Ich hab mir mal Umbrello angeschaut, allerdings scheint es Java noch nicht zu unterstützen.

Kann mir da jemand was empfehlen?


----------



## kama (21. Feb 2010)

Hallo,

schon mal einen Blick auf argouml.tigris.org geworfen ? 

MfG
Karl Heinz Marbaise


----------



## MarcB (22. Feb 2010)

Ja ArgoUML ist gut.
Würde ich aber nicht fü größere Sachen verwenden.

Wenns auch ein bisschen was kosten darf würde ich Visual Paradigm for UML (Standard Edition) empfehlen.
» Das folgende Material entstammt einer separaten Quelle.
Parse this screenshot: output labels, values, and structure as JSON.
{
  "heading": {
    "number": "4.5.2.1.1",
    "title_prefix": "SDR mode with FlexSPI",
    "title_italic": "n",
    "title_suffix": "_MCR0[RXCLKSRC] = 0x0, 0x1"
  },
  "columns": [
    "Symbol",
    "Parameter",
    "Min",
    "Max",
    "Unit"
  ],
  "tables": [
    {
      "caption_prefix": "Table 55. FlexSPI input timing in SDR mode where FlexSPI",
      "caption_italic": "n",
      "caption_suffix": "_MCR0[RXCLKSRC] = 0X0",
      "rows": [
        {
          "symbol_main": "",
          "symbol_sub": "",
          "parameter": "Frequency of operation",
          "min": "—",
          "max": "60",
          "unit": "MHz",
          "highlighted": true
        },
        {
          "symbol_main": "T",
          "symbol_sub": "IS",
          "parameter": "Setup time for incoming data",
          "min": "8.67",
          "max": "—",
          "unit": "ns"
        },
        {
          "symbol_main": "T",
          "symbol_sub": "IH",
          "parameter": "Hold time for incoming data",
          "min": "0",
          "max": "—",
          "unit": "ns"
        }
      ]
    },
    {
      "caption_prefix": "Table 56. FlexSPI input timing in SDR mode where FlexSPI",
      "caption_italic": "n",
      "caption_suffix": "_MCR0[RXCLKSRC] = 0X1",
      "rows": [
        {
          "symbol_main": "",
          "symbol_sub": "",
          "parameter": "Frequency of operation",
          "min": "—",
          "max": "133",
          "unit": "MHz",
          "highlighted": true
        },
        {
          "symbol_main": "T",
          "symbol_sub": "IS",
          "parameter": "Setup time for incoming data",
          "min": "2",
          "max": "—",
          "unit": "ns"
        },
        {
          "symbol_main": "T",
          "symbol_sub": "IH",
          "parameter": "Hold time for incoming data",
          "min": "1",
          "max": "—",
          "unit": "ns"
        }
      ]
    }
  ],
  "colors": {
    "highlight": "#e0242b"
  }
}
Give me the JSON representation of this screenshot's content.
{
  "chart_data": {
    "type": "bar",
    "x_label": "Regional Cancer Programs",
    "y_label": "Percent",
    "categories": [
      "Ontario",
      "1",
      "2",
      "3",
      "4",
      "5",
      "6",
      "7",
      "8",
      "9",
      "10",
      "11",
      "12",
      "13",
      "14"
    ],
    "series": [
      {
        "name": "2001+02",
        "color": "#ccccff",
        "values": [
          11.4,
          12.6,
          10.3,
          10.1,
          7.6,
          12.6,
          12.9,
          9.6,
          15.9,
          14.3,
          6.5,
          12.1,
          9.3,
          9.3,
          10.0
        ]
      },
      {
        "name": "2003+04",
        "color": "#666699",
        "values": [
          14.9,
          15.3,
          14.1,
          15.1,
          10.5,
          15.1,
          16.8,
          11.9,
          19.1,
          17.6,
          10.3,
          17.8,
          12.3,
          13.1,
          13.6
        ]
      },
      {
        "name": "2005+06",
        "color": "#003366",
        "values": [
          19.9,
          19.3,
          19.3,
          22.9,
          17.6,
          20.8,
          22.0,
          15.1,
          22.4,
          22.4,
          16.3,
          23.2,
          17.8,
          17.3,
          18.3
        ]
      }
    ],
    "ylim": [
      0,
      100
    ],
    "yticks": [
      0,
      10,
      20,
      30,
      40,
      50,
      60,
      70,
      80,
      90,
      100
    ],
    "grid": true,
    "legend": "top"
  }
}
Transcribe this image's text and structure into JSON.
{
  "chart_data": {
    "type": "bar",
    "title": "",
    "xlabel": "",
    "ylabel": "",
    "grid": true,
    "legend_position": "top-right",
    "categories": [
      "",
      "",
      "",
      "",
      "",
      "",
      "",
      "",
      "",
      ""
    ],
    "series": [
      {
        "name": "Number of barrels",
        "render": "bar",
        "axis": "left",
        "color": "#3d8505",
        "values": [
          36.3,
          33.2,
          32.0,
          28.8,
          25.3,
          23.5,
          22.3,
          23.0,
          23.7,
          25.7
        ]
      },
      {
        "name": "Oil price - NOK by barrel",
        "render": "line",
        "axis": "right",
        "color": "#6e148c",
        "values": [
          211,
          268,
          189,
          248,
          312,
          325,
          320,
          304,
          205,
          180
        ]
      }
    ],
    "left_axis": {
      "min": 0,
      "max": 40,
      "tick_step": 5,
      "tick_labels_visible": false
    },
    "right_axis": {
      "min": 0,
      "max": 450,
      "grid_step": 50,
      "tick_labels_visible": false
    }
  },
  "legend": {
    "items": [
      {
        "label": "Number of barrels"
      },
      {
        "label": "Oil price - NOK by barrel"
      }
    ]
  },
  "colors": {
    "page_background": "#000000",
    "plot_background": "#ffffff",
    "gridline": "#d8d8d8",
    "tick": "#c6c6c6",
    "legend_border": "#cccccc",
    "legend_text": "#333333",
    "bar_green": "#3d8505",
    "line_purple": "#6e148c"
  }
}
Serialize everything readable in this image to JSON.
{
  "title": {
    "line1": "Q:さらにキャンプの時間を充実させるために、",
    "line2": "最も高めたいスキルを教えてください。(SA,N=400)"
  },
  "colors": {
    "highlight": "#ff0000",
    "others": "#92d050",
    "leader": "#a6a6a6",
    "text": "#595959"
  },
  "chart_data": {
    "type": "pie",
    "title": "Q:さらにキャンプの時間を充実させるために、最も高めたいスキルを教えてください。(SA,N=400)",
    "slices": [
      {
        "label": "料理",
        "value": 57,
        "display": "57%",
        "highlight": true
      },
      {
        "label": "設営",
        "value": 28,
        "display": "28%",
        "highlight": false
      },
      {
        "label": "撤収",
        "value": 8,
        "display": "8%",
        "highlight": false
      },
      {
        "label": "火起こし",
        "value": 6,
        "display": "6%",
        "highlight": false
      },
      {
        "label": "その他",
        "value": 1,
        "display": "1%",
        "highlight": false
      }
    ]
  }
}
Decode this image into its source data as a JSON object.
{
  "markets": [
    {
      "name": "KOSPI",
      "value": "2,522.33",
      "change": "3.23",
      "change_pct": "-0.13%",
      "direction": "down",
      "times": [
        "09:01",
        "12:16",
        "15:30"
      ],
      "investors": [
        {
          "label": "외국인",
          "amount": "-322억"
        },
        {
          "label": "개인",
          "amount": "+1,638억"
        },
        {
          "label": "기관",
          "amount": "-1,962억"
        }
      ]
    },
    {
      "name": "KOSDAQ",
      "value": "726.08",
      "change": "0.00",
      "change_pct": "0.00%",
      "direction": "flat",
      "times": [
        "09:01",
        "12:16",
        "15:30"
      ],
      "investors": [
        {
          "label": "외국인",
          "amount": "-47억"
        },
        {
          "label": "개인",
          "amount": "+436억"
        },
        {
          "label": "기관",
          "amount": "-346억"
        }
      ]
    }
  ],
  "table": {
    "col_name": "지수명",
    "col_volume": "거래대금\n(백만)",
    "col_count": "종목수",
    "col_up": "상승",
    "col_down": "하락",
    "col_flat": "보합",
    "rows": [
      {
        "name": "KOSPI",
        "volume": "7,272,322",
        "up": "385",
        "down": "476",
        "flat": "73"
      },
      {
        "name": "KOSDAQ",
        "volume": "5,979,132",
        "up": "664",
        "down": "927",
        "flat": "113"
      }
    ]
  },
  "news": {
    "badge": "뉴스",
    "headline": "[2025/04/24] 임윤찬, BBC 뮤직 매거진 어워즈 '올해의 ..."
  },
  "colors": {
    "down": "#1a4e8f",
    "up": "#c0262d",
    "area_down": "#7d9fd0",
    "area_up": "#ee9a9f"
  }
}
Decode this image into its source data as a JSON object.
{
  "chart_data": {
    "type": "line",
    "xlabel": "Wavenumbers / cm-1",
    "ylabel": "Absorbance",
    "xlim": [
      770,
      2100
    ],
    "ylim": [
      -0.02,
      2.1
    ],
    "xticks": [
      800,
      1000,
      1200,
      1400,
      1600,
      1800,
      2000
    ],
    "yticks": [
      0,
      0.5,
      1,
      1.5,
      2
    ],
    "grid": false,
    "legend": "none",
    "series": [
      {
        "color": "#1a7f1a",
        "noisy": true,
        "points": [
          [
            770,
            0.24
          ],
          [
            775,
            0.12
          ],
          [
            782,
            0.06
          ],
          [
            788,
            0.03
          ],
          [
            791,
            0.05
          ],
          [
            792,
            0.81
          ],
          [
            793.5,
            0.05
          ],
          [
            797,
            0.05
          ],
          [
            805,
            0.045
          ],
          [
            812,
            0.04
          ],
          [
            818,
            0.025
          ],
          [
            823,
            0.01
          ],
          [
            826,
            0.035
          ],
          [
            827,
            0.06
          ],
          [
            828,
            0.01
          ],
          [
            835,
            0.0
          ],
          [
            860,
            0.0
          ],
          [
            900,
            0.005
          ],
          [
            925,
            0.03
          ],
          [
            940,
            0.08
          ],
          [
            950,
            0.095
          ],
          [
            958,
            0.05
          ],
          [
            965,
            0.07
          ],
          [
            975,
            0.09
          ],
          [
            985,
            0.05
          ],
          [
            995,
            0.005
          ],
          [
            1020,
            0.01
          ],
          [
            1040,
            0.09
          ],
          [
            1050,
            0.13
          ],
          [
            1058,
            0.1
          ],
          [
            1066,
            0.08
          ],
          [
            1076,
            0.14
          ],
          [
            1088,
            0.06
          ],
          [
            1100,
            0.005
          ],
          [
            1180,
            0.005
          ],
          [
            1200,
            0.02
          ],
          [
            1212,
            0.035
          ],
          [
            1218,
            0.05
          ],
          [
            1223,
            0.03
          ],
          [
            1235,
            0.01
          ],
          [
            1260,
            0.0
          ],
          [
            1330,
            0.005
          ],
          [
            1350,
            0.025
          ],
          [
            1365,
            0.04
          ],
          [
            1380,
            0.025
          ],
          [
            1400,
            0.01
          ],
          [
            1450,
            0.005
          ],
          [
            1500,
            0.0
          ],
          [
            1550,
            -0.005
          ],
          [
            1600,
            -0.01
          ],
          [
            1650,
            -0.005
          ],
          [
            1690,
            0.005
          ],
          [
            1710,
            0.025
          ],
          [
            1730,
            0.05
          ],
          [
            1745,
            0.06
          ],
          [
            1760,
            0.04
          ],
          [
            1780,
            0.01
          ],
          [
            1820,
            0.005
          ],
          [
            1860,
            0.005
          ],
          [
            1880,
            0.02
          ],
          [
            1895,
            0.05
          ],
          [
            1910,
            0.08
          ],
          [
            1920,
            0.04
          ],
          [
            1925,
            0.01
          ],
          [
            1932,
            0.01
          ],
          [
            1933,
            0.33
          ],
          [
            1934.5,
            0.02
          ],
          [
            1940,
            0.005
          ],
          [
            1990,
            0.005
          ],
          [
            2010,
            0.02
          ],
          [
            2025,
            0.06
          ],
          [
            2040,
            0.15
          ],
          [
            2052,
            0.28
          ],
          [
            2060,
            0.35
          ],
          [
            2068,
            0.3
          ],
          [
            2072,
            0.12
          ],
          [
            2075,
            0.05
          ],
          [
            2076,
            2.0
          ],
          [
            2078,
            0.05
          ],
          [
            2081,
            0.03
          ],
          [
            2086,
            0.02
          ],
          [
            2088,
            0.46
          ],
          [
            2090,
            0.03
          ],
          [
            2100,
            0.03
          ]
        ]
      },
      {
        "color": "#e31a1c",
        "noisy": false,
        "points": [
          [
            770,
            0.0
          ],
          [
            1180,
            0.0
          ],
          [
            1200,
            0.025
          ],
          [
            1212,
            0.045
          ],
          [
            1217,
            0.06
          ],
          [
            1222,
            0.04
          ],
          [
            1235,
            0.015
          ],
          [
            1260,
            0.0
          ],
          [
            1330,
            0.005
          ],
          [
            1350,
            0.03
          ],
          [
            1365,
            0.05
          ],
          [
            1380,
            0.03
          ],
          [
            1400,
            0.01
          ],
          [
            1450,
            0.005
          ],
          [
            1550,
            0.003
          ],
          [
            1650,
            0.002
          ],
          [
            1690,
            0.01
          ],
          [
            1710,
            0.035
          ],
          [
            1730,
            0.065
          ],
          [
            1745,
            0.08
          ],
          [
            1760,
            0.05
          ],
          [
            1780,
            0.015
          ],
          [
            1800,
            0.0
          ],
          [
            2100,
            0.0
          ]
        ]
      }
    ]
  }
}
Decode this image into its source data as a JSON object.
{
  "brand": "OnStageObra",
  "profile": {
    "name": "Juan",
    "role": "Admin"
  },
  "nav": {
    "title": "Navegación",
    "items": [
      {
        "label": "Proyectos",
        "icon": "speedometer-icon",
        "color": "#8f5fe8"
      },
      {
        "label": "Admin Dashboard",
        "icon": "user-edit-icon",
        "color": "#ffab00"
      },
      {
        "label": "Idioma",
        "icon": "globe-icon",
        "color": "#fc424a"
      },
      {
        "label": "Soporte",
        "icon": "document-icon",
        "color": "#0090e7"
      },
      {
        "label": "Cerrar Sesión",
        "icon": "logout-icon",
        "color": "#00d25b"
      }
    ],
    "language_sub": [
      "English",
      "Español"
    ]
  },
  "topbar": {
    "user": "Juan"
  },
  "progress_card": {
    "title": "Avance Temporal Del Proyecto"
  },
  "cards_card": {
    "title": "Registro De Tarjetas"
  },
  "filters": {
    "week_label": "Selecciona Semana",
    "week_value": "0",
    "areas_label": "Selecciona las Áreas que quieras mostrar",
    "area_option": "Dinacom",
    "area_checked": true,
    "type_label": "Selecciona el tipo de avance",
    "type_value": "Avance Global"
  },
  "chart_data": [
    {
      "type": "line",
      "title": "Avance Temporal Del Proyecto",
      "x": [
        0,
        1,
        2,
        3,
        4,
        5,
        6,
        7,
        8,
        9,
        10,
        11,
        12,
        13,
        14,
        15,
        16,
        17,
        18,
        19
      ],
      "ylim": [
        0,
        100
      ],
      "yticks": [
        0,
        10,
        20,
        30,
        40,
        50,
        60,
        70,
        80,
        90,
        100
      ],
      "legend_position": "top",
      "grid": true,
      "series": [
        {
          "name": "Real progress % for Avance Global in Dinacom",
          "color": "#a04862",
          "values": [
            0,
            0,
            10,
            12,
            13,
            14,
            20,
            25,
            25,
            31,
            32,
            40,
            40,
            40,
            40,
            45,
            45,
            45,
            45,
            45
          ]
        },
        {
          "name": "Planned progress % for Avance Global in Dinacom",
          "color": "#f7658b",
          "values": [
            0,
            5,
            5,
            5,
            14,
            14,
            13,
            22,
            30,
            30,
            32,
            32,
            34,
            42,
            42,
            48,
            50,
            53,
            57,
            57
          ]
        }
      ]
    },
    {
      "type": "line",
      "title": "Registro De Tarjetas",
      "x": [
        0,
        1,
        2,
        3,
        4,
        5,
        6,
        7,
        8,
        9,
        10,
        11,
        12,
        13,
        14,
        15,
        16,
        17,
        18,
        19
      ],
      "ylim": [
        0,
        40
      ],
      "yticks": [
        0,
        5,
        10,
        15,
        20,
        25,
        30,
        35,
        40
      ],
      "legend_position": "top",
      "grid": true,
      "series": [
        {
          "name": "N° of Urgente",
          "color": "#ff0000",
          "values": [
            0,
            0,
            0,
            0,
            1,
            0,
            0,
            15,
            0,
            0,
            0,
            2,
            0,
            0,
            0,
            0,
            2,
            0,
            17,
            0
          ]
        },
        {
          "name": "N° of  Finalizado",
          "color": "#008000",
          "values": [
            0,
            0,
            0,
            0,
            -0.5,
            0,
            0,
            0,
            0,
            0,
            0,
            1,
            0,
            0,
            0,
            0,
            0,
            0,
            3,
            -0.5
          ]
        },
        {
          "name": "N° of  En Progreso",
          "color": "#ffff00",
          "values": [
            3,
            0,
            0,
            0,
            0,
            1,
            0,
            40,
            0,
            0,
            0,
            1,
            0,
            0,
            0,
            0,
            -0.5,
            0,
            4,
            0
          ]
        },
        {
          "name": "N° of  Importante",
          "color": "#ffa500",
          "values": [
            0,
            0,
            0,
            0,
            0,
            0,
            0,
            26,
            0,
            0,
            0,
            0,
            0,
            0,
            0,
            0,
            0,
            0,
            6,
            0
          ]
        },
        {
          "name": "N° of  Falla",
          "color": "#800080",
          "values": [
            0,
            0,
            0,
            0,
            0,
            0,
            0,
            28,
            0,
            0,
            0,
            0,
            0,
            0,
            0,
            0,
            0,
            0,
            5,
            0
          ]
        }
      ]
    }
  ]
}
Haben wir hier und ist echt gut.

Es gibt (nach Registrierung) auch eine kostenlose Community Edition, aber die kann keinen Code generieren und kein Reverse Engineering.


----------



## Wildcard (22. Feb 2010)

Soyatec - Open Solution Company: XAML for Java, UML for Eclipse and BPMN designer


----------



## Momolin (23. Feb 2010)

Hallo,

ich bin mit Slime UML Home ganz zufrieden. Ist sicher sehr einfach, aber kostenlos und für eclipse ein plugin.

Grüße Momolin


----------